I had a great time recreating this 3D version cave ruins, based on Eliott Bon's amazing original concept, Ruins Keeper: https://www.artstation.com/artwork/ybwym9 This is my foundation term final project for Think Tank Training Center in 2022.
Hi! This is my foundation term final project for Think Tank Training Center. I recreated a 3D version cave ruins, based on Eliott Bon's amazing original concept, Ruins Keeper: https://www.artstation.com/artwork/ybwym9
My post about this project on Artstation: https://www.artstation.com/artwork/r9xzRL
All of the models, sculpting, foliage and textures (except for Ivy texture) are made by me. Foliage atlas (grass and fern) are made procedurally in Substance Designer, except that ivy atlas is from textures.com. All the final textures are in 2048x2048.
Here is a comparison to the original concept reference:
Here are renders from Marmoset for cave stone brickwall and rock material I created:
Composition breakdowns for final render. Comping is done in photoshop:
In terms of Lookdev, I picked a neutral lighting HDRI in substance painter's Iray, because I want to develop the textures to have accurate look, like in the real world. Later on, I brought it into Maya with an HDRI that has the similar feel to the lighting in my scene for further testing.
For all modular architectual assets, I tweaked the silhouette and cleaned them up inside Maya, finally with multi-cut to insert loops for a very basic and even topology.
Then, I brought the clean mesh into zbrush for sculpting pass. I always use dynamesh to get a base mesh that is dense enough for me to work on. For first sculpt pass of the archway, I mainly used trimSmoothBorder, Planar, Flatten to quickly get large damaged edges, and I used moveTopology to deform the big shapes.
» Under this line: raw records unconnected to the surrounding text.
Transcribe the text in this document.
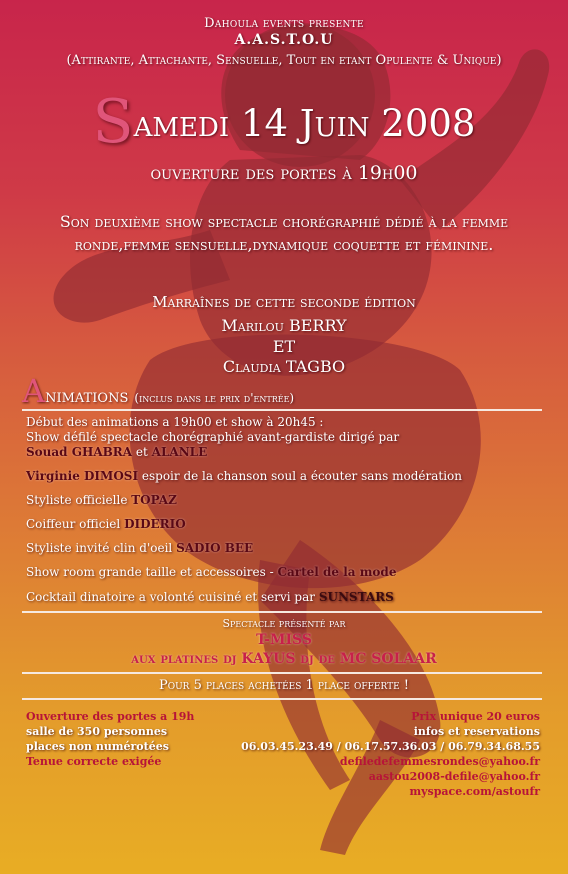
Dahoula events presente
A.A.S.T.O.U
(Attirante, Attachante, Sensuelle, Tout en etant Opulente & Unique)
Samedi 14 Juin 2008
ouverture des portes à 19h00
Son deuxième show spectacle chorégraphié dédié à la femme ronde,femme sensuelle,dynamique coquette et féminine.
Marraînes de cette seconde édition
Marilou BERRY
ET
Claudia TAGBO
Animations (inclus dans le prix d'entrée)
Début des animations a 19h00 et show à 20h45 :
Show défilé spectacle chorégraphié avant-gardiste dirigé par
Souad GHABRA et ALANLE
Virginie DIMOSI espoir de la chanson soul a écouter sans modération
Styliste officielle TOPAZ
Coiffeur officiel DIDERIO
Styliste invité clin d'oeil SADIO BEE
Show room grande taille et accessoires - Cartel de la mode
Cocktail dinatoire a volonté cuisiné et servi par SUNSTARS
Spectacle présenté par
T-MISS
aux platines dj KAYUS dj de MC SOLAAR
Pour 5 places achetées 1 place offerte !
Ouverture des portes a 19h
salle de 350 personnes
places non numérotées
Tenue correcte exigée
Prix unique 20 euros
infos et reservations
06.03.45.23.49 / 06.17.57.36.03 / 06.79.34.68.55
defiledefemmesrondes@yahoo.fr
aastou2008-defile@yahoo.fr
myspace.com/astoufr
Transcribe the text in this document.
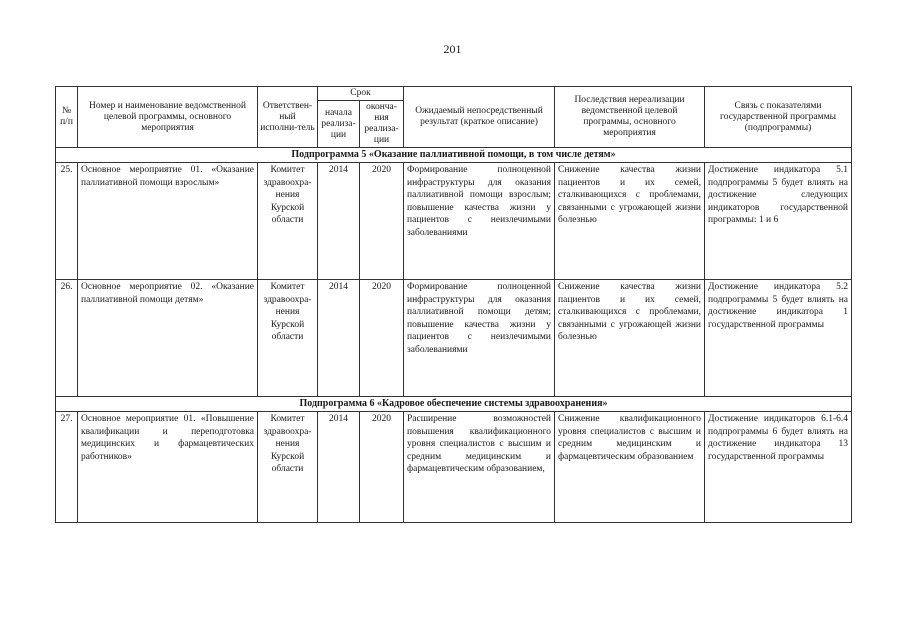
201
№ п/п	Номер и наименование ведомственной целевой программы, основного мероприятия	Ответствен-ный исполни-тель	Срок		Ожидаемый непосредственный результат (краткое описание)	Последствия нереализации ведомственной целевой программы, основного мероприятия	Связь с показателями государственной программы (подпрограммы)
			начала реализа-ции	оконча-ния реализа-ции			
Подпрограмма 5 «Оказание паллиативной помощи, в том числе детям»							
25.	Основное мероприятие 01. «Оказание паллиативной помощи взрослым»	Комитет здравоохра-нения Курской области	2014	2020	Формирование полноценной инфраструктуры для оказания паллиативной помощи взрослым; повышение качества жизни у пациентов с неизлечимыми заболеваниями	Снижение качества жизни пациентов и их семей, сталкивающихся с проблемами, связанными с угрожающей жизни болезнью	Достижение индикатора 5.1 подпрограммы 5 будет влиять на достижение следующих индикаторов государственной программы: 1 и 6
26.	Основное мероприятие 02. «Оказание паллиативной помощи детям»	Комитет здравоохра-нения Курской области	2014	2020	Формирование полноценной инфраструктуры для оказания паллиативной помощи детям; повышение качества жизни у пациентов с неизлечимыми заболеваниями	Снижение качества жизни пациентов и их семей, сталкивающихся с проблемами, связанными с угрожающей жизни болезнью	Достижение индикатора 5.2 подпрограммы 5 будет влиять на достижение индикатора 1 государственной программы
Подпрограмма 6 «Кадровое обеспечение системы здравоохранения»							
27.	Основное мероприятие 01. «Повышение квалификации и переподготовка медицинских и фармацевтических работников»	Комитет здравоохра-нения Курской области	2014	2020	Расширение возможностей повышения квалификационного уровня специалистов с высшим и средним медицинским и фармацевтическим образованием,	Снижение квалификационного уровня специалистов с высшим и средним медицинским и фармацевтическим образованием	Достижение индикаторов 6.1-6.4 подпрограммы 6 будет влиять на достижение индикатора 13 государственной программы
After that, I stored morph target for current stage and make sure dynamesh is disabled. I used displacement and rock alpha to get the secondary details. Then, I switched to morph brush, with square alpha and small focal shift value, so I can quickly get layered up looking. When I finished tweaking with morph brush, I deleted morph target and did a dynamesh with much higher value than initially, so that I can get back my even topology for next steps.
For micro details, I disabled dynamesh again and store morph target + displacement with finer rock alpha. Then, I used clay polish with a slight edge contrast, to get polished looking and also a cavity mask. With the cavity mask inverted, I can use morph brush effciently, only targeting in smaller creases for sharper details and adding small noises at the same time. To wrap up the polish process, I used hPolish and orbflatten_edgeProtect from Michael Vicente's orb-brushes pack to bring out readability on needed areas.
For optimization purpose, I zRemeshered the duplicate of the current highpoly archway, with the help of zRemesherGuide. For first zRemesher, I set it to around 20k, and Curve strength set to near 100. Then I fixed the weird looking glitch with close-hole and smooth brush. For second zRemesher attempt, I turned off adapt and turned on Half, so that I can get a better lowpoly. I checked the topology again in case anything went wrong.
When using Project All, I need to make sure only highpoly subtools I want are visible. Then I turned off blur in project all settings. For each time of projection, I ctrl+D to get lowpoly subdivided, and clicked Project All. I repeated Subdivide+ProjectAll until my lowpoly resembles the highpoly.
Here are examples showing my re-projection process for the archway mesh:
When sculpting character, I mainly use dynamesh to quickly get even basemesh to build up forms. I detached his head from his body because the head needs more topology density.
Breakdowns of early stages - blockout and rough light:
There were a lot testings and attempts on improving my workflow during the project, especially on naming and file compilations.
I named each large folder named as specific utilities rooms, such as sculptRoom is for ztl and fbx from Maya to Zbrush, bakingRoom is for mesh maps and marmoset baking scenes, and textureRoom is for painter files and final texture maps, etc. All the sub-folders named after assets then would be shove in large room folders, based on current asset's status in development. As the result it helped me getting each stages better organized and made my life much easier when doing version control.
Big thanks to everyone giving out thoughts and feedbacks to me!